9 Years Later, Sewer Rate Controversy Continues

July 21, 1998

An engineer with a PhD in fluid dynamics, Shahram Kharaghani, once had the misfortune to be assigned a project that was supposed to last one year.

Nearly nine years later, Kharaghani is still toiling over the city's sewer rate structure, seemingly unable to extricate himself from an issue so complex and controversial that even last year's overhaul of sewer rates in the city has not put the matter to rest.

Sewer rates have come to symbolize general discontent with city government. Neither the bureau's cost cutting, nor its tinkering with rates, nor its cleanup of Santa Monica Bay have spared it from political criticism.

Today the City Council will meet in Northridge to debate the sewer system yet again. Councilmen Joel Wachs and Hal Bernson plan to use the meeting as a forum. Bernson is seeking additional changes to the rate structure. Wachs is pushing for an outside audit of the sewer utility, which he calls wasteful and inefficient.

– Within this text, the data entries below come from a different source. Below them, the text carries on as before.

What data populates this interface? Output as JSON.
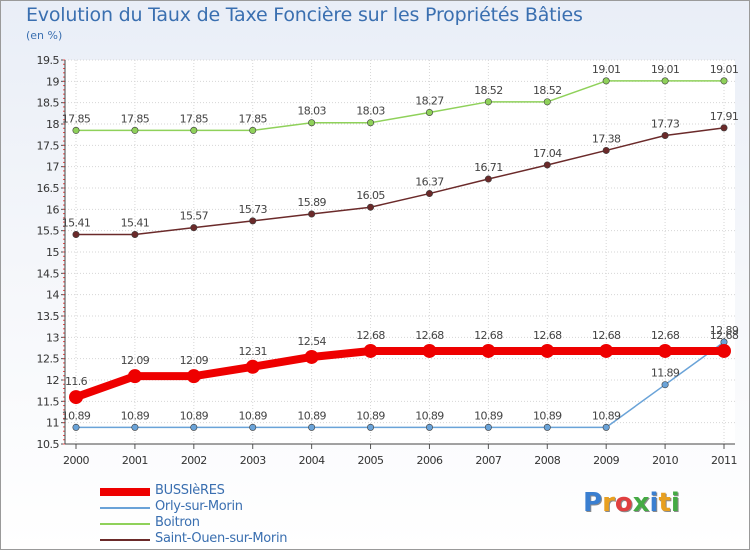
{
  "header": {
    "title": "Evolution du Taux de Taxe Foncière sur les Propriétés Bâties",
    "subtitle": "(en %)"
  },
  "logo": {
    "text": "Proxiti"
  },
  "chart_data": {
    "type": "line",
    "title": "Evolution du Taux de Taxe Foncière sur les Propriétés Bâties",
    "ylabel": "(en %)",
    "xlabel": "",
    "x": [
      "2000",
      "2001",
      "2002",
      "2003",
      "2004",
      "2005",
      "2006",
      "2007",
      "2008",
      "2009",
      "2010",
      "2011"
    ],
    "ylim": [
      10.5,
      19.5
    ],
    "yticks": [
      "10.5",
      "11",
      "11.5",
      "12",
      "12.5",
      "13",
      "13.5",
      "14",
      "14.5",
      "15",
      "15.5",
      "16",
      "16.5",
      "17",
      "17.5",
      "18",
      "18.5",
      "19",
      "19.5"
    ],
    "legend_position": "bottom-left",
    "series": [
      {
        "name": "BUSSIèRES",
        "color": "#ee0000",
        "emphasis": true,
        "values": [
          11.6,
          12.09,
          12.09,
          12.31,
          12.54,
          12.68,
          12.68,
          12.68,
          12.68,
          12.68,
          12.68,
          12.68
        ],
        "labels": [
          "11.6",
          "12.09",
          "12.09",
          "12.31",
          "12.54",
          "12.68",
          "12.68",
          "12.68",
          "12.68",
          "12.68",
          "12.68",
          "12.68"
        ]
      },
      {
        "name": "Orly-sur-Morin",
        "color": "#6aa3d8",
        "emphasis": false,
        "values": [
          10.89,
          10.89,
          10.89,
          10.89,
          10.89,
          10.89,
          10.89,
          10.89,
          10.89,
          10.89,
          11.89,
          12.89
        ],
        "labels": [
          "10.89",
          "10.89",
          "10.89",
          "10.89",
          "10.89",
          "10.89",
          "10.89",
          "10.89",
          "10.89",
          "10.89",
          "11.89",
          "12.89"
        ]
      },
      {
        "name": "Boitron",
        "color": "#8fd15a",
        "emphasis": false,
        "values": [
          17.85,
          17.85,
          17.85,
          17.85,
          18.03,
          18.03,
          18.27,
          18.52,
          18.52,
          19.01,
          19.01,
          19.01
        ],
        "labels": [
          "17.85",
          "17.85",
          "17.85",
          "17.85",
          "18.03",
          "18.03",
          "18.27",
          "18.52",
          "18.52",
          "19.01",
          "19.01",
          "19.01"
        ]
      },
      {
        "name": "Saint-Ouen-sur-Morin",
        "color": "#6b2a2a",
        "emphasis": false,
        "values": [
          15.41,
          15.41,
          15.57,
          15.73,
          15.89,
          16.05,
          16.37,
          16.71,
          17.04,
          17.38,
          17.73,
          17.91
        ],
        "labels": [
          "15.41",
          "15.41",
          "15.57",
          "15.73",
          "15.89",
          "16.05",
          "16.37",
          "16.71",
          "17.04",
          "17.38",
          "17.73",
          "17.91"
        ]
      }
    ]
  }
}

The sewer-rate controversy originates in drastic rate hikes in the late 1980s that more than quintupled costs for city residents, according to Ann Giagni, the utility's director of financial management.

Most other U.S. cities have passed similar increases, and Los Angeles sanitation officials contend that the city still charges less on average for sewer service than most major cities.

In Los Angeles, a whopping $2.2 billion has been spent since a 1987 court order calling for improvements to the Hyperion Treatment Plant. The improvements decreased the plant's pollution discharged into Santa Monica Bay by 90%, but that didn't stop the controversy. In 1996, the utility was slapped with a class-action lawsuit from ratepayers that drags on to this day.

Kharaghani, one of the bureaucrats at the center of the controversy, is scheduled to speak at today's meeting.

"I have not tried to create a perfect system. You can't," he said. "My job is to create the best and fairest system. That's what I've tried to do."